Our trade agreements are lowering tariffs and unlocking new opportunities for food exporters and the farmers that supply them. The Department for International Trade supports such businesses to capitalise on those opportunities, expand into new markets and sell fantastic British produce overseas.
Our fantastic farmers in Cumbria and the wider UK produce world-class food with the highest animal welfare and environmental standards. We should be very proud of that—we can be a beacon to the rest of the world. What reassurances can my right hon. Friend give to the farmers in Penrith and The Border and throughout the UK that those high standards will be upheld in future trade deals, and that meaningful parliamentary scrutiny will be possible, not least through the urgent establishment of the new Trade and Agriculture Commission?
Just as the Cumbrian farmers are doing well, may I say how proud I am of my Northumbrian farmers who, just across the way, are similarly producing some of the finest food in the world? My hon. Friend is quite right: the new Trade and Agriculture Commission will play an important role in scrutinising trade agreements after signature. Applications are being considered and we hope to be able to announce the membership and the details very shortly. The commission will be in place to scrutinise, first of all, the free trade agreement with Australia when we sign it.
Export markets are increasing for Welsh farmers as we look to the US market for lamb opening up once more. There is also the export success of farms in my constituency of Clwyd South, such as Knolton farmhouse cheese and the increased beef exports by the Rhug estate. Will my right hon. Friend redouble her efforts to ensure that future trade deals open up even more global markets for Welsh and UK farmers?
Wales produces some of the UK’s most iconic food products and we have already unlocked new markets to increase opportunities—for example, gaining access for UK lamb, poultry and beef to Japan. We want to unlock even more opportunities for Welsh farmers and exporters and we will be working closely with the Welsh farming industry as we seek to do so.
On behalf of my constituent, Irene Fowlie, may I thank the Department, along with the Department for Environment, Food and Rural Affairs, for its help in facilitating the export of high-quality pedigree Essie Suffolk sheep to Georgia earlier this year? May I ask my right hon. Friend, whom I welcome to her new role, how we can improve access to new export routes for other high-quality agricultural produce, particularly from Scotland?
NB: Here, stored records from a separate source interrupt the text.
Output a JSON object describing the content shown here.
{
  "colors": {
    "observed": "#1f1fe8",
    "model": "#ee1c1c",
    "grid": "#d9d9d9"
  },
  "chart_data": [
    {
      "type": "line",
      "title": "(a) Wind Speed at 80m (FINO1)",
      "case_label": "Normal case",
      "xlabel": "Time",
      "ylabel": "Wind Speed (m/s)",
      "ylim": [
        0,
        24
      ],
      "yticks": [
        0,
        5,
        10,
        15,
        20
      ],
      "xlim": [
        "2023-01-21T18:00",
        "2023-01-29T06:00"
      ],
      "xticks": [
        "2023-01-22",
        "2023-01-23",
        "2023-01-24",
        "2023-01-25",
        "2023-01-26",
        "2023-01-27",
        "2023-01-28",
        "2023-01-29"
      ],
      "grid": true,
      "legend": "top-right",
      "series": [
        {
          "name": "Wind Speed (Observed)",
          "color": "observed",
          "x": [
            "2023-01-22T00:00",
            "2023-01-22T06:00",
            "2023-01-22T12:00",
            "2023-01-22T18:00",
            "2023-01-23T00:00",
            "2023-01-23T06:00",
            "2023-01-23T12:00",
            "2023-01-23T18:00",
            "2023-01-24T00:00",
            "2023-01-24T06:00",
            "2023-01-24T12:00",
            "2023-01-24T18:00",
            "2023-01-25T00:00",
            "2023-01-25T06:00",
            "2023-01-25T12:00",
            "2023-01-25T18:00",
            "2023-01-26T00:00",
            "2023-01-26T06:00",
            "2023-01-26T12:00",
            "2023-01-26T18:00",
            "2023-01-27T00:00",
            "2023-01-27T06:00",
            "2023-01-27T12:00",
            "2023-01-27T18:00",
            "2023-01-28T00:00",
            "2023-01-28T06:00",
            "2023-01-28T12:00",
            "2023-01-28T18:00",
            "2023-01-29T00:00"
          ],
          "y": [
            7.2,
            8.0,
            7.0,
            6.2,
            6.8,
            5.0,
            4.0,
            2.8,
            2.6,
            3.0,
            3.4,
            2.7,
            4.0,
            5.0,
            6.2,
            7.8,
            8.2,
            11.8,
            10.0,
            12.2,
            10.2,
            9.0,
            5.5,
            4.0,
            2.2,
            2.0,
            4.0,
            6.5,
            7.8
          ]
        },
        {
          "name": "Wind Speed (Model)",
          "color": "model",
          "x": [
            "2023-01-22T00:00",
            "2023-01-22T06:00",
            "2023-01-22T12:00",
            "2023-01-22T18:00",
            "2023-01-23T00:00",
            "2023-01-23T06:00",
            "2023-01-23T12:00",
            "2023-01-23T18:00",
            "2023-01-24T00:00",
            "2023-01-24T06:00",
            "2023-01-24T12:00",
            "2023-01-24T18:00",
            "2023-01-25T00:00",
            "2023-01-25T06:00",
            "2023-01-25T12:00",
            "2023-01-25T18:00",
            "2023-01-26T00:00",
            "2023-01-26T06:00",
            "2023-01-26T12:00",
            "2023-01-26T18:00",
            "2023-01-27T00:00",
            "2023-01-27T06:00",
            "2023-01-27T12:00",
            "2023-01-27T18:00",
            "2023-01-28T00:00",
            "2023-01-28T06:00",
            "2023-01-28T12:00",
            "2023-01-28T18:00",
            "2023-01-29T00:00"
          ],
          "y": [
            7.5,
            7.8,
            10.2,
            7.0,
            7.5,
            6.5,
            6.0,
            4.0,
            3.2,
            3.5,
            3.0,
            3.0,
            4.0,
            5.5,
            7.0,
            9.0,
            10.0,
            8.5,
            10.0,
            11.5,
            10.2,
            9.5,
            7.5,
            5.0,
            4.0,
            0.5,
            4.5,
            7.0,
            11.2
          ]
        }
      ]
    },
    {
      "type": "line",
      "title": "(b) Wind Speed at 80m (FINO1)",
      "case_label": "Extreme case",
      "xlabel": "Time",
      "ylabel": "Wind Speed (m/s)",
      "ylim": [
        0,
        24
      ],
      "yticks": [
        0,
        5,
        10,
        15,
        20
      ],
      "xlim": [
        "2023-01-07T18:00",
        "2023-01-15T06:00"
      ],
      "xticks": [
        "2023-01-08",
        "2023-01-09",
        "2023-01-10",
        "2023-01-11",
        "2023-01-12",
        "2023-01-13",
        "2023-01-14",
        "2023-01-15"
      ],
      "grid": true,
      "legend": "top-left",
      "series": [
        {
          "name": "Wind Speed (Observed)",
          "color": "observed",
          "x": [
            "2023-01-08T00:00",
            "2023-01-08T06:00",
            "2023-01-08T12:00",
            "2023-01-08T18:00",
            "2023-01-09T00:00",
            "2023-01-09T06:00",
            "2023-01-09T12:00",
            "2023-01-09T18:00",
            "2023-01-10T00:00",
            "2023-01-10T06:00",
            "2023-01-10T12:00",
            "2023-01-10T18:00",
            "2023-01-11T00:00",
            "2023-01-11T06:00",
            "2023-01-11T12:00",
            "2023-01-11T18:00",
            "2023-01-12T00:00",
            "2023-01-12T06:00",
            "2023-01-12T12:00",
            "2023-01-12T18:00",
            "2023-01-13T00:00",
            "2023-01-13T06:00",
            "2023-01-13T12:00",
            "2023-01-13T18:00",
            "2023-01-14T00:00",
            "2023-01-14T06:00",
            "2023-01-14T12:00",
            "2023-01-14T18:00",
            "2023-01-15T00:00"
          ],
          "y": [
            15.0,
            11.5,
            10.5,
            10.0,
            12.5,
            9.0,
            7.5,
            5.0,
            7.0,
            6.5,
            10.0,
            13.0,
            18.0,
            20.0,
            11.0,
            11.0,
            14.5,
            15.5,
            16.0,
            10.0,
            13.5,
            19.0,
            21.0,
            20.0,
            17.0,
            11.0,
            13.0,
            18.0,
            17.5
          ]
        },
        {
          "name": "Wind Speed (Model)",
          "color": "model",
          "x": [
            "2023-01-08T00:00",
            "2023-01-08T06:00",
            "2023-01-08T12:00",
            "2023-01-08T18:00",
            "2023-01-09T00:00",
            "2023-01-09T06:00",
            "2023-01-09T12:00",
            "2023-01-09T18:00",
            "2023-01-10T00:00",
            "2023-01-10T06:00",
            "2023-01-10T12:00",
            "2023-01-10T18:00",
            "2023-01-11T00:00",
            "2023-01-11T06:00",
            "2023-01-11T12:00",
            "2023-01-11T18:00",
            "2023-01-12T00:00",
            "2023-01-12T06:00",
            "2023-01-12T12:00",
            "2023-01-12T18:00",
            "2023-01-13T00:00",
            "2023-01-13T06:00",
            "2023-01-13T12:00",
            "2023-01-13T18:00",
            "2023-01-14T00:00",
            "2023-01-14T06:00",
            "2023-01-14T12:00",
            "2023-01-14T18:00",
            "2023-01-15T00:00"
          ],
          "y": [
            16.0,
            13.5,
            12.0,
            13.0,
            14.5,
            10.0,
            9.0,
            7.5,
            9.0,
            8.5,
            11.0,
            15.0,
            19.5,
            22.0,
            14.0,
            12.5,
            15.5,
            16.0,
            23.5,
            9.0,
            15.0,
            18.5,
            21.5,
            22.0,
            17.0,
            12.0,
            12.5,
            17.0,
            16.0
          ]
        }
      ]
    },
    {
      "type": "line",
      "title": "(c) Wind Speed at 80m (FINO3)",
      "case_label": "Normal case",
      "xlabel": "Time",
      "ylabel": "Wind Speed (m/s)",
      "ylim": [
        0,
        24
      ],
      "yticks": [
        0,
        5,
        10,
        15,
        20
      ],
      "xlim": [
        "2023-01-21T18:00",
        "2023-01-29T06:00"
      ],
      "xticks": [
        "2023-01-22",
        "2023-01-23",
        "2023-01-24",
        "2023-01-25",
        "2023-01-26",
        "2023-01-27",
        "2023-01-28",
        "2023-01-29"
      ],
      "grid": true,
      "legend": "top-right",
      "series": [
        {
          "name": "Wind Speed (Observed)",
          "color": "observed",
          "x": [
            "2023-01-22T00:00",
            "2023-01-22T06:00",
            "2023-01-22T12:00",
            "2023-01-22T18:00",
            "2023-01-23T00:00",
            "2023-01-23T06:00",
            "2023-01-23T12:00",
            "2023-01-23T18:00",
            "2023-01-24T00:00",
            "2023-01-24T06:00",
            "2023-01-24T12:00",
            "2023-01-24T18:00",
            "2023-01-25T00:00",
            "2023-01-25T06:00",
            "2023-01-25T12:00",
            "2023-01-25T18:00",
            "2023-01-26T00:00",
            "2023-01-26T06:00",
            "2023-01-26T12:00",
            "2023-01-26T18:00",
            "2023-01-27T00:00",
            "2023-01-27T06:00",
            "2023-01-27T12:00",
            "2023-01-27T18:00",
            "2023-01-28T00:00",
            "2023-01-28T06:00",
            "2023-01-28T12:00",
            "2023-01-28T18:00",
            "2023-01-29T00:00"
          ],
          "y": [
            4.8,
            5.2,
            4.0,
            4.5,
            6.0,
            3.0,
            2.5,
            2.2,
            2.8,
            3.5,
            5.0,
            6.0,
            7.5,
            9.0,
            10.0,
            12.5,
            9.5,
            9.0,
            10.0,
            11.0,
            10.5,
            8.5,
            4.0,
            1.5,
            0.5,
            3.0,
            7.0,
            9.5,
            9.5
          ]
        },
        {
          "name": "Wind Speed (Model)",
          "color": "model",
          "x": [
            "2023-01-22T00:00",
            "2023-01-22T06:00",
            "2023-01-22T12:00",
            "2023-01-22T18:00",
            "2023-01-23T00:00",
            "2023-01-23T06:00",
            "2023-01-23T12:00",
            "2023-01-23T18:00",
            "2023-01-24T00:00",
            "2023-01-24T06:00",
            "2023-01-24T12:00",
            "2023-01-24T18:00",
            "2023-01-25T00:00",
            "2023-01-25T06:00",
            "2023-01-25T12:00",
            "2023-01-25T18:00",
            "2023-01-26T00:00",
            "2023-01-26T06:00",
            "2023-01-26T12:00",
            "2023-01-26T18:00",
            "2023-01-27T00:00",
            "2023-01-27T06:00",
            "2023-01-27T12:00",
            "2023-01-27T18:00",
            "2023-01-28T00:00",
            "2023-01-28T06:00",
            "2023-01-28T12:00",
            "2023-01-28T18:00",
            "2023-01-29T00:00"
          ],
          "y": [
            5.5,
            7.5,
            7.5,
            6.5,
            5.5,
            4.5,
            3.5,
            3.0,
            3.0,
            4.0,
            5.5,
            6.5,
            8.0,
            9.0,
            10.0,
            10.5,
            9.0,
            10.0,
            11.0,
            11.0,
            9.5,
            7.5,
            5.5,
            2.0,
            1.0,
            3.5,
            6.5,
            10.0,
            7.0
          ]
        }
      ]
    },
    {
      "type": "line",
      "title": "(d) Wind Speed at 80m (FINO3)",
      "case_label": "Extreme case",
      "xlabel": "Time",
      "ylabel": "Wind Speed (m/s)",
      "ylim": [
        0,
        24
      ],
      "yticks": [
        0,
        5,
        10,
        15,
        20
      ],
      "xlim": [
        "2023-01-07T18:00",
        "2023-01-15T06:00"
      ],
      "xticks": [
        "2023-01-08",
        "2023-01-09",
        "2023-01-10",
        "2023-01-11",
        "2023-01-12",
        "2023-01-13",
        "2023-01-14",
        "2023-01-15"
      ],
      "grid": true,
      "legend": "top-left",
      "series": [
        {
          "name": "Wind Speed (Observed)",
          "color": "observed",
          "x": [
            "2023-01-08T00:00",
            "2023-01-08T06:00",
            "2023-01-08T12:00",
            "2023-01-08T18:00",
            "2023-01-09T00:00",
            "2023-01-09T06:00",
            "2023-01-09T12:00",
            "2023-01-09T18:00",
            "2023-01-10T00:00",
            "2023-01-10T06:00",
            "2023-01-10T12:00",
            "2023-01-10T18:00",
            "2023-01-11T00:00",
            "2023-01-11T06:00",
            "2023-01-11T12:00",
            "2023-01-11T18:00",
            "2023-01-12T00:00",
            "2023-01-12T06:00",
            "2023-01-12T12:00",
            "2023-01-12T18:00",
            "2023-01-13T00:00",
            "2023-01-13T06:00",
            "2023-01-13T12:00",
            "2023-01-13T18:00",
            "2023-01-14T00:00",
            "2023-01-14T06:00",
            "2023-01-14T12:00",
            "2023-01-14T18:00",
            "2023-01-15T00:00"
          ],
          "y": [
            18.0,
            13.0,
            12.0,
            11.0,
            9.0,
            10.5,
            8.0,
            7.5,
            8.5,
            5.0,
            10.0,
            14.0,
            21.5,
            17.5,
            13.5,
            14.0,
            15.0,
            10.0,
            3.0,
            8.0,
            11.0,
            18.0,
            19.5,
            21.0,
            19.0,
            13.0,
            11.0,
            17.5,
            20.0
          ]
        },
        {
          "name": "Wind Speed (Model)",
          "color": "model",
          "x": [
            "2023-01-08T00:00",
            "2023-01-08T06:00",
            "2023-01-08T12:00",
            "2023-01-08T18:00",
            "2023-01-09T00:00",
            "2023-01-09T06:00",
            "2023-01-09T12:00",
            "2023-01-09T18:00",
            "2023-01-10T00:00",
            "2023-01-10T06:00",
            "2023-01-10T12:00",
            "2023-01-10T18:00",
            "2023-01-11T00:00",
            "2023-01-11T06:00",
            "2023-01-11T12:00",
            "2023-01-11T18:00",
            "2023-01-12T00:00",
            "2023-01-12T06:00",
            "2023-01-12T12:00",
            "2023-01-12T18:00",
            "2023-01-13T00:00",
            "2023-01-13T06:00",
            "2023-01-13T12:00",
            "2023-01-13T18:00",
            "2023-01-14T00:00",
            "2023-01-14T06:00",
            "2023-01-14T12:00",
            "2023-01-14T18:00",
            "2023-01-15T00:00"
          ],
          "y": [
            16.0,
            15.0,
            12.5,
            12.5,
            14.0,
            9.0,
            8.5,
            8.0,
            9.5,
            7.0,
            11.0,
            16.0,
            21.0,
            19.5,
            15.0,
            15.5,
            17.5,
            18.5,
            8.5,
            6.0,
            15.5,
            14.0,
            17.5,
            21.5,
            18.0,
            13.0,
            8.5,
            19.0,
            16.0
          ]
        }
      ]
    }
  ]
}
My hon. Friend is a great champion of all the wonderful produce coming out of Scotland and I thank him for his continued efforts. He will be pleased to know that we launched the export support service on 1 October, which will be there to help existing and potentially new exporters with some of those new markets. We have also established a new team in Edinburgh, which is building great networks, and we are committed to enhancing our support for businesses across Scotland to help us showcase the amazing goods and services from every corner of that nation.
The House will be aware of the problems facing UK pig farmers; pigs are sadly being culled on farms, partly because of a shortage of labour, but also because of the closure of markets to China. Other European countries have managed to reopen those markets, but the UK has signally failed to do so. What is the Secretary of State doing to address that diplomatic failure?
I will happily pick that up and make sure that the team from the Department for Environment, Food and Rural Affairs gives the hon. Gentleman the most up-to-date information on those pork markets, but we continue to work with all our farmers to make sure that they are able to move their goods to new markets.
Let me begin by welcoming the Secretary of State to her new role. May I associate myself with the remarks that she made about the late David Amess. He was an enthusiastic and lively participant in International Trade questions, as he was with everything that he turned his mind to.
I also look forward to studying the Secretary of State’s response to the Trade and Agriculture Commission report, which I have just learned will be released with a written ministerial statement later today.
On page 54 of the International Trade Department’s June 2020 paper on the strategic approach to free trade with New Zealand, it forecast that an agreement along the lines that I understand the Government announced last night will cause
“a reduction in output and employment…in the UK agriculture sector.”
Does that remain the Secretary of State’s forecast for the impact of last night’s deal?
I will be making an oral statement to the House shortly and I am sure that we all look forward to discussing this issue in more detail. I am very confident that the deal that we struck will provide the opportunity for our wonderful food producers to continue to sell their goods across the world, and, as we make more trade deals, create new markets for them.
I thank the Secretary of State for her answer, but it does rather illustrate why we need a new Trade and Agriculture Commission to provide an independent assessment. After all, last November, the previous Secretary of State told the National Farmers’ Union in Wales:
“We have no intention of ever striking a deal that doesn’t benefit farmers, but we have provided checks and balances in the form of the Trade and Agriculture Commission.”
Can the Secretary of State confirm that the new TAC will be asked to examine the proposed deals with Australia and New Zealand and tell us simply whether these deals benefit our farmers?
The new TAC will be charged with some very clear direction, and given independence for it to be able to scrutinise both the Australian and New Zealand trade deals and all the other trade deals that we are looking to strike in the months and years ahead.